Publié le 28/10/2022

Extrait du document

« LETTRE 40 Dans la préface des Lettres de l'année 1671 de Mme de Sévigné, Nathalie Freidel écrit concernant l'art de la lettre.

Celle-ci présente "un système de convention hérité de l'Antiquité". Freidel rajoute cependant qu’ "il semble que l'appropriation par Mme de Sévigné des usages, des rituels et des codes a pour effet de renforcer la singularité de son écriture ».

Ainsi Mme de Sévigné, tout en respectant les conventions écrit pour plaire à l'autre ( à sa fille comme à un public plus large) à travers un style qui lui est propre (son "moi").

Le texte étudié ici est un extrait de la lettre 40 (page 166 - 168) à Mme de Grignan.

Cette lettre est en réalité une "relation", il s'agit alors d'un discours rapporté par Moreuil et non pas un événement vécu par l'épistolière.

Elle se contente de raconter, de rendre manuscrit ce qui lui a été dit.

Le registre de la lettre et de l'histoire raconter est tragique et sa progression est semblable à celle du schéma tragique traditionnel de l'Antiquité.

Ainsi il s'agit de démontrer comment Mme de Sévigné parvient-elle à déployer à la fois son art de la tragédie en suivant le schéma traditionnel et son « moi » à travers un style qui lui est propre et la présence d’une narratrice impliquée dans cette lettre (deux choses en mouvement sur quelque chose de fix). Mme de Sévigné commence par présenter sa lettre et ce dont va parler celle-ci.

Ensuite, l ‘épistolière utilise les éléments attendus de la tragédie ( exposition, élément déclencheur, climax, dénouement) tout en glissant de petits commentaires et en exagérant le récit.

Enfin elle y dépose sa marque avec une chute et des commentaires dévoilant son propre style. 1- La présentation de la lettre et l’introduction du discours : Mme de Sévigné présente de quoi va parler la lettre (L1-6)  Comme dans toutes ses lettres, Mme de Sévigné commence par écrire sur l'état de la lettre comme dans une forme de mise en abyme.

Elle expose donc déjà la forme de la lettre : L2-3 " ce n'est pas une lettre, c'est une relation que vient de me faire Moreuil" = l'épanorthose révèle ici son "art de badinage".

Elle raconte à sa fille pour lui plaire (mais pour plaire à un plus large public aussi, c’est-à-dire nous) ainsi que pour faire acte de littérature.  Elle continue à présenter sa lettre comme étant la suite qui complète une lettre reçue par Mme de Grigan vendredi = L5-6 " je vous écrivis vendredi qu'il s'était poignardé ; voici l'affaire en détail".

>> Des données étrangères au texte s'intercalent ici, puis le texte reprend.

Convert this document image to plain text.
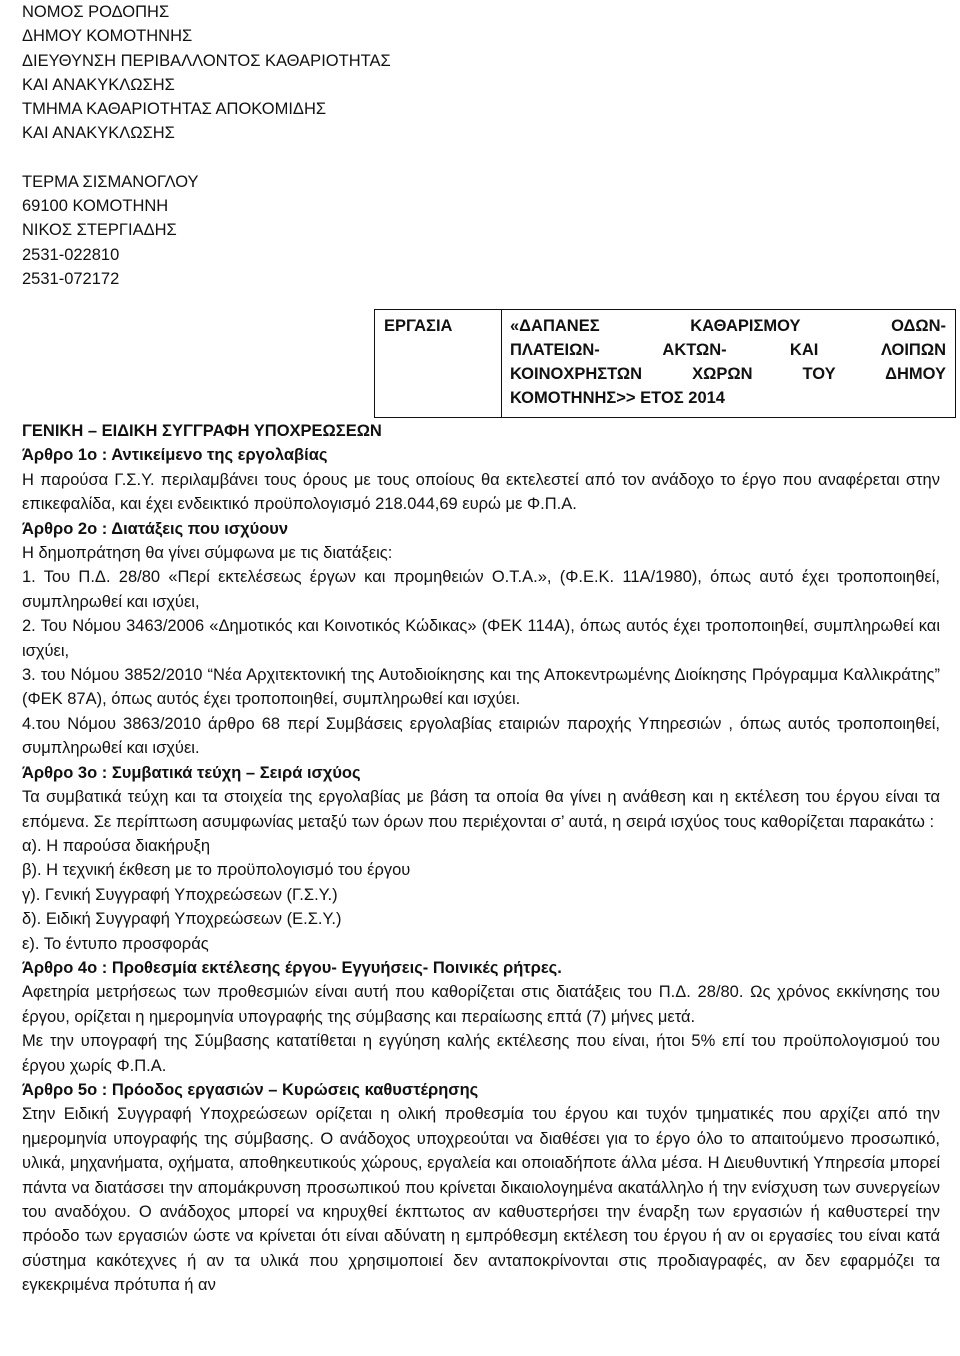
ΝΟΜΟΣ ΡΟΔΟΠΗΣ
ΔΗΜΟΥ ΚΟΜΟΤΗΝΗΣ
ΔΙΕΥΘΥΝΣΗ ΠΕΡΙΒΑΛΛΟΝΤΟΣ ΚΑΘΑΡΙΟΤΗΤΑΣ
ΚΑΙ ΑΝΑΚΥΚΛΩΣΗΣ
ΤΜΗΜΑ ΚΑΘΑΡΙΟΤΗΤΑΣ ΑΠΟΚΟΜΙΔΗΣ
ΚΑΙ ΑΝΑΚΥΚΛΩΣΗΣ
ΤΕΡΜΑ ΣΙΣΜΑΝΟΓΛΟΥ
69100 ΚΟΜΟΤΗΝΗ
ΝΙΚΟΣ ΣΤΕΡΓΙΑΔΗΣ
2531-022810
2531-072172
ΕΡΓΑΣΙΑ	«ΔΑΠΑΝΕΣ ΚΑΘΑΡΙΣΜΟΥ ΟΔΩΝ-
ΠΛΑΤΕΙΩΝ- ΑΚΤΩΝ- ΚΑΙ ΛΟΙΠΩΝ
ΚΟΙΝΟΧΡΗΣΤΩΝ ΧΩΡΩΝ ΤΟΥ ΔΗΜΟΥ
ΚΟΜΟΤΗΝΗΣ>> ΕΤΟΣ 2014

ΓΕΝΙΚΗ – ΕΙΔΙΚΗ ΣΥΓΓΡΑΦΗ ΥΠΟΧΡΕΩΣΕΩΝ

Άρθρο 1ο : Αντικείμενο της εργολαβίας

Η παρούσα Γ.Σ.Υ. περιλαμβάνει τους όρους με τους οποίους θα εκτελεστεί από τον ανάδοχο το έργο που αναφέρεται στην επικεφαλίδα, και έχει ενδεικτικό προϋπολογισμό 218.044,69 ευρώ με Φ.Π.Α.

Άρθρο 2ο : Διατάξεις που ισχύουν

Η δημοπράτηση θα γίνει σύμφωνα με τις διατάξεις:

1. Του Π.Δ. 28/80 «Περί εκτελέσεως έργων και προμηθειών Ο.Τ.Α.», (Φ.Ε.Κ. 11Α/1980), όπως αυτό έχει τροποποιηθεί, συμπληρωθεί και ισχύει,

2. Του Νόμου 3463/2006 «Δημοτικός και Κοινοτικός Κώδικας» (ΦΕΚ 114Α), όπως αυτός έχει τροποποιηθεί, συμπληρωθεί και ισχύει,

3. του Νόμου 3852/2010 “Νέα Αρχιτεκτονική της Αυτοδιοίκησης και της Αποκεντρωμένης Διοίκησης Πρόγραμμα Καλλικράτης” (ΦΕΚ 87Α), όπως αυτός έχει τροποποιηθεί, συμπληρωθεί και ισχύει.

4.του Νόμου 3863/2010 άρθρο 68 περί Συμβάσεις εργολαβίας εταιριών παροχής Υπηρεσιών , όπως αυτός τροποποιηθεί, συμπληρωθεί και ισχύει.

Άρθρο 3ο : Συμβατικά τεύχη – Σειρά ισχύος

Τα συμβατικά τεύχη και τα στοιχεία της εργολαβίας με βάση τα οποία θα γίνει η ανάθεση και η εκτέλεση του έργου είναι τα επόμενα. Σε περίπτωση ασυμφωνίας μεταξύ των όρων που περιέχονται σ’ αυτά, η σειρά ισχύος τους καθορίζεται παρακάτω :

α). Η παρούσα διακήρυξη

β). Η τεχνική έκθεση με το προϋπολογισμό του έργου

γ). Γενική Συγγραφή Υποχρεώσεων (Γ.Σ.Υ.)

δ). Ειδική Συγγραφή Υποχρεώσεων (Ε.Σ.Υ.)

ε). Το έντυπο προσφοράς

Άρθρο 4ο : Προθεσμία εκτέλεσης έργου- Εγγυήσεις- Ποινικές ρήτρες.

Αφετηρία μετρήσεως των προθεσμιών είναι αυτή που καθορίζεται στις διατάξεις του Π.Δ. 28/80. Ως χρόνος εκκίνησης του έργου, ορίζεται η ημερομηνία υπογραφής της σύμβασης και περαίωσης επτά (7) μήνες μετά.

Με την υπογραφή της Σύμβασης κατατίθεται η εγγύηση καλής εκτέλεσης που είναι, ήτοι 5% επί του προϋπολογισμού του έργου χωρίς Φ.Π.Α.

Άρθρο 5ο : Πρόοδος εργασιών – Κυρώσεις καθυστέρησης

Στην Ειδική Συγγραφή Υποχρεώσεων ορίζεται η ολική προθεσμία του έργου και τυχόν τμηματικές που αρχίζει από την ημερομηνία υπογραφής της σύμβασης. Ο ανάδοχος υποχρεούται να διαθέσει για το έργο όλο το απαιτούμενο προσωπικό, υλικά, μηχανήματα, οχήματα, αποθηκευτικούς χώρους, εργαλεία και οποιαδήποτε άλλα μέσα. Η Διευθυντική Υπηρεσία μπορεί πάντα να διατάσσει την απομάκρυνση προσωπικού που κρίνεται δικαιολογημένα ακατάλληλο ή την ενίσχυση των συνεργείων του αναδόχου. Ο ανάδοχος μπορεί να κηρυχθεί έκπτωτος αν καθυστερήσει την έναρξη των εργασιών ή καθυστερεί την πρόοδο των εργασιών ώστε να κρίνεται ότι είναι αδύνατη η εμπρόθεσμη εκτέλεση του έργου ή αν οι εργασίες του είναι κατά σύστημα κακότεχνες ή αν τα υλικά που χρησιμοποιεί δεν ανταποκρίνονται στις προδιαγραφές, αν δεν εφαρμόζει τα εγκεκριμένα πρότυπα ή αν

L'opposition entre le passé simple coupé du présent et le présentatif "voici" qui présente quelque chose dans le présent permet de comprendre le lien entre les deux lettres qui se complètent. C'est aussi une façon de respecter les conventions de la lettre qui, pour Mme de Sévigné, consistent à donner des détails et à ne pas les sélectionner comme dans un roman. TR = Ainsi, l’épistolière prévient sa fille et le lecteur du discours qu’elle compte présenter dans cette lettre.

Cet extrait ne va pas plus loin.